There and Back Again

Another great on-time flight and poof! we are back in the sun and warmth being rocked gently to sleep aboard Tiffany Rose. It was a relief to step aboard and see that everything was in order after leaving the boat alone for two weeks. We had a rental car from the airport and took advantage of it to stock up on groceries. Before we turned it in the next morning we headed to the beach. It was sunny and warm and fairly busy with people getting in their last holiday frolic before heading back to colder zones for work or school. We will spend most of the week here partly working on things to get ready to head further south and to just relax while the weather is this good.

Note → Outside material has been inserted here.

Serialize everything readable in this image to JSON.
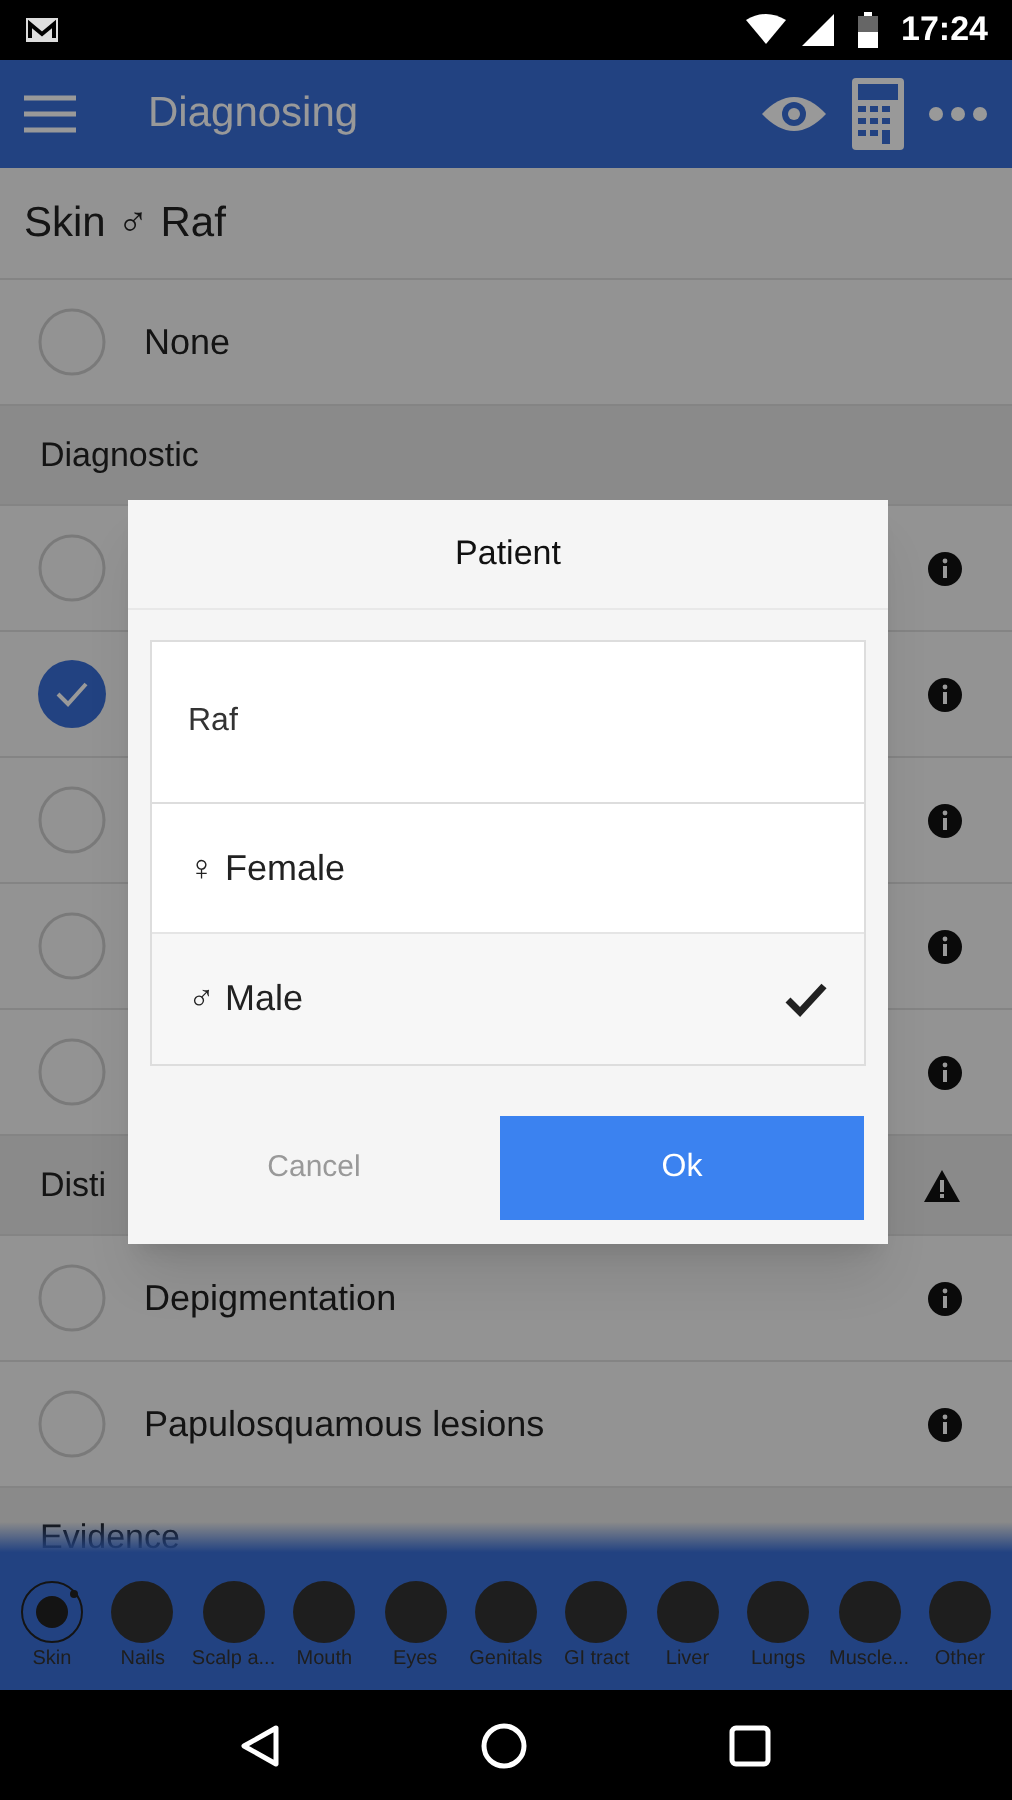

We got lucky on one of our repairs. Back in November our auto pilot stopped working. When we figured out which part was at fault the company told us they no longer make or service this model - sorry. The best option seemed to be to rip out the whole thing and put in a new one for $1,600 and lots of work. Luckily while at home over the holidays I searched out a compatible part on EBAY for $200 and ordered it. And like magic it was here at the marina waiting when we arrived. After a bit of fanagaling and borrowing a large hole saw from someone who lives aboard here, this compatible control head was installed and working. Good to have an expensive and long job turn into a less expensive and easier job. Hope it lasts!
We are also revamping our 'stored away" stuff. We are taking the risk of taking out all our summer wear and putting away most of our cold weather things....hope it lasts!

There's no place like home for the holidays

We had a great flight home. Christopher was very excited since it was his first time on an airplane - and he let everyone he saw along the way know. We were lucky with our flight arriving on time which was followed the next day by a big storm and tons of flight cancellations everywhere. It was great to see all the family and in a short time it seemed like we had never left. Funny how three intense months can dissolve in a flash. It didn't seem like our bodies were ready though as we wimpered a bit at the toboggan hill with a stiff cold wind. Grandma and Grandpa were wonderful to have us stay with them for the visit. The two weeks home were quite a whirlwind with doctor appointments, visiting our tenants at our house, getting Christmas shopping in, having Christmas, recovering a bit, then New Years. So after a number of snows and thaws it is time to fly back south to our floating home to begin part ll of our journey.